Um eine solche Methodik zu entwickeln, wird im Projekt folgendermaßen vorgegangen:

1. Unter Bezugnahme auf wirtschafts- und sozialwissenschaftliche Entscheidungstheorien wird das aus der politischen Philosophie stammende Konzept der Urteilskraft im Hinblick auf die Entscheidungsfindung in der Nachhaltigkeitspolitik weiterentwickelt. Es werden Anforderungen für eine Methodik der Entscheidungsfindung abgeleitet.

2. Auf der Basis von Vorarbeiten der Antragsteller wird eine interdisziplinäre Theorie entwickelt, die die Erfassung ökologischer, ökonomischer und sozialer Zusammenhänge in ihrer Zeitlichkeit, d.h. ihrer Trägheit und ihrer Veränderungsdynamik ermöglicht. Diese Theorie basiert auf Vorarbeiten, in denen die Antragssteller das Konzept der Bestände ausgearbeitet haben (Faber et al. 2005)

Konzept der Bestände: Ein Bestand ist eine Menge von Elementen, die durch eine gemeinsame Eigenschaft, Zugehörigkeitseigenschaft genannt, von allen übrigen, nicht zu dieser Menge gehörenden Elementen abgegrenzt werden (Faber et al. 2005a: 259). Die Menge dieser Elemente wird als Bestand bezeichnet, wenn sie in einem von null verschiedenen Zeitraum nicht leer ist (260f.). Die Zugehörigkeitseigenschaft ebenso wie die Zeitskala der Betrachtung können je nach Problemstellung unterschiedlich gewählt werden. Das, was jeweils als Bestand dargestellt wird, ist abhängig von der Beobachterperspektive. Je nach theoretischer oder praktischer Fragestellung werden unterschiedliche relevante Bestände identifiziert. (Z.B. könnten in Notsituationen Möbelstücke und Bücher mit Vorräten an Kohle zusammen als ein Bestand an Brennstoffen betrachtet werden.) Die Perspektive, unter der eine Menge als Bestand betrachtet wird, wird somit von subjektiven Gesichtspunkten bestimmt. Eine Menge als Bestand zu betrachten impliziert, dass von der Strukturiertheit und den Systemeigenschaften der Menge (Faber et al. 2005: 255) zunächst abgesehen wird. Indem die Theorie der Bestände die Zeitlichkeit, d.h. die Dynamik, Fortdauer bzw. Veränderung ihres Gegenstandes in den Fokus nimmt, weist sie den Spezialwissenschaften die Aufgabe zu, gegebenenfalls die spezifischen Dynamiken des untersuchten Bestandes und deren Ursachen zu untersuchen. Die Wahl des Untersuchungsgegenstandes ergibt sich hier nicht wissenschaftsimmanent aus den Spezialdisziplinen, sondern aus der Problemstellung des jeweiligen Akteurs − z.B. eines Entscheidungsträgers der Nachhaltigkeitspolitik.
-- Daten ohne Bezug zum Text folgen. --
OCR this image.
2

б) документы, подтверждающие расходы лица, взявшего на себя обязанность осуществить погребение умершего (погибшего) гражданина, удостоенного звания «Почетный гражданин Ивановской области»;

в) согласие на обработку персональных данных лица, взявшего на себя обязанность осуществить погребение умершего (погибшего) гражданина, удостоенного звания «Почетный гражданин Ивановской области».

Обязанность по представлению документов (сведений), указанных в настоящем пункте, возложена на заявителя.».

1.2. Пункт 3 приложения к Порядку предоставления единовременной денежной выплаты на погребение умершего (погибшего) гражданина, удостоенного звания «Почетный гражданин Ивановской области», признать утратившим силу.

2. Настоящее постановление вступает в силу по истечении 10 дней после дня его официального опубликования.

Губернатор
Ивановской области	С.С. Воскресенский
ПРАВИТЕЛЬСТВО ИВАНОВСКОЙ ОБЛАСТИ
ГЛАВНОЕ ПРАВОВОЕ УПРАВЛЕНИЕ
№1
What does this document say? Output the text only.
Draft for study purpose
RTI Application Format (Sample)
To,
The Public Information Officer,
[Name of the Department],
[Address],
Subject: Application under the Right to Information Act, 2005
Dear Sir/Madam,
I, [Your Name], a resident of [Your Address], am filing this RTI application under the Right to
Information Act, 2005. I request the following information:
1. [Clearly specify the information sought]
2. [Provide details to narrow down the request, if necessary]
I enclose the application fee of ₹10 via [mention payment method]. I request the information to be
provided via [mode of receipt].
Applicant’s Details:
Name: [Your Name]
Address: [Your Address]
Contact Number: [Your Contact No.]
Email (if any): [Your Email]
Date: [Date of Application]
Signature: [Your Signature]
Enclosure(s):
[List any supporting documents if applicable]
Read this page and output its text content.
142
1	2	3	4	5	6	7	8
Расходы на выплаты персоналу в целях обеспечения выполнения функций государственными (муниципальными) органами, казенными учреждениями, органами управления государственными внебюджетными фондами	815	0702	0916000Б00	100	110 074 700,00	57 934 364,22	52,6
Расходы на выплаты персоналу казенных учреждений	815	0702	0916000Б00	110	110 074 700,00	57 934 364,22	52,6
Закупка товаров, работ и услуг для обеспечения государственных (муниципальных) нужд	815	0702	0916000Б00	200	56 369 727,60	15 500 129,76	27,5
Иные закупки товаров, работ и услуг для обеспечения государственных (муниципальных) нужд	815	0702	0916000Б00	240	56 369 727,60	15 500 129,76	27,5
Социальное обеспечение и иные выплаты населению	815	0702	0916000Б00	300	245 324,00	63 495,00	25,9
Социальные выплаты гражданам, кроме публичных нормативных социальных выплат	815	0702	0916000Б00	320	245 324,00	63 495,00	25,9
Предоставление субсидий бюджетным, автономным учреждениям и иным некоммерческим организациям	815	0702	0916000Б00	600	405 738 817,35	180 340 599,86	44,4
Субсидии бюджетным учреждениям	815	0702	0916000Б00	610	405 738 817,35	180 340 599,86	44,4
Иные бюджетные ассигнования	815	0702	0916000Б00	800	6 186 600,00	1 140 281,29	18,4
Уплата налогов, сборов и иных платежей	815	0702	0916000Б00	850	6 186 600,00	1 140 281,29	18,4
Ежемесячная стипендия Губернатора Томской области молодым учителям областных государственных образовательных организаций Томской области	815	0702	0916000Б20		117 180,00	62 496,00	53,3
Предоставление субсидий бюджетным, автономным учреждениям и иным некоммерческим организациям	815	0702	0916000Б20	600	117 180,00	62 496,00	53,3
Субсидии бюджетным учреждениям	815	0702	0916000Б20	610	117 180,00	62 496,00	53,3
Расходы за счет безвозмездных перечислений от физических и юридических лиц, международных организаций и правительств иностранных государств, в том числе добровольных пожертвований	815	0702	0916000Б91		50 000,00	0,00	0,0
Die Theorie der Bestände, die bisher nur für quantifizierbare Größen formuliert ist. soll im Forschungsprojekt erweitert werden, indem sie auf ökonomische und soziale Dynamiken bezogen wird, die die Nachhaltigkeitspolitik berücksichtigen muss. Von besonderer Bedeutung dafür sind (i) immaterielle interpersonelle Interaktionsstrukturen − Institutionen, sowie (ii) intrapersonelle Vorstellungs- und Verhaltensmuster − Präferenzen.

Im Hinblick auf Institutionen bearbeitet das Forschungsprojekt u. a. folgende Fragen: (i) Wie lassen sich Institutionen als Bestände beschreiben? (ii) Lässt sich mit dem Konzept der Bestände der Aufwand zur Veränderung bestehender bzw. zur Einrichtung neuer Institutionen erfassen? In welchem Verhältnis steht eine solche Beschreibung zur Neuen Institutionenökonomik? (iii) Wie verändern sich Institutionen über die Zeit und wie können sie gestaltet werden?

Hinter Präferenzen stehen Strukturen, die sich als Bestände ansehen lassen: Erwartungen, Ansprüche, Lebensgewohnheiten sind zwar grundsätzlich veränderlich, aber vielfach in einer Person derart fest verwurzelt, dass sie eine starke Beharrlichkeit aufweisen. Dabei ist die Nachhaltigkeitsrelevanz vieler dieser Strukturen offensichtlich − z.B. im Bereich des Verkehrs (Autofahren, Fliegen), im Bereich des Wohnens (Heizen, Klimaanlage), im Bereich des Konsums (Supermarkt 'auf der grünen Wiese' mit entsprechendem Landschaftsverbrauch) etc.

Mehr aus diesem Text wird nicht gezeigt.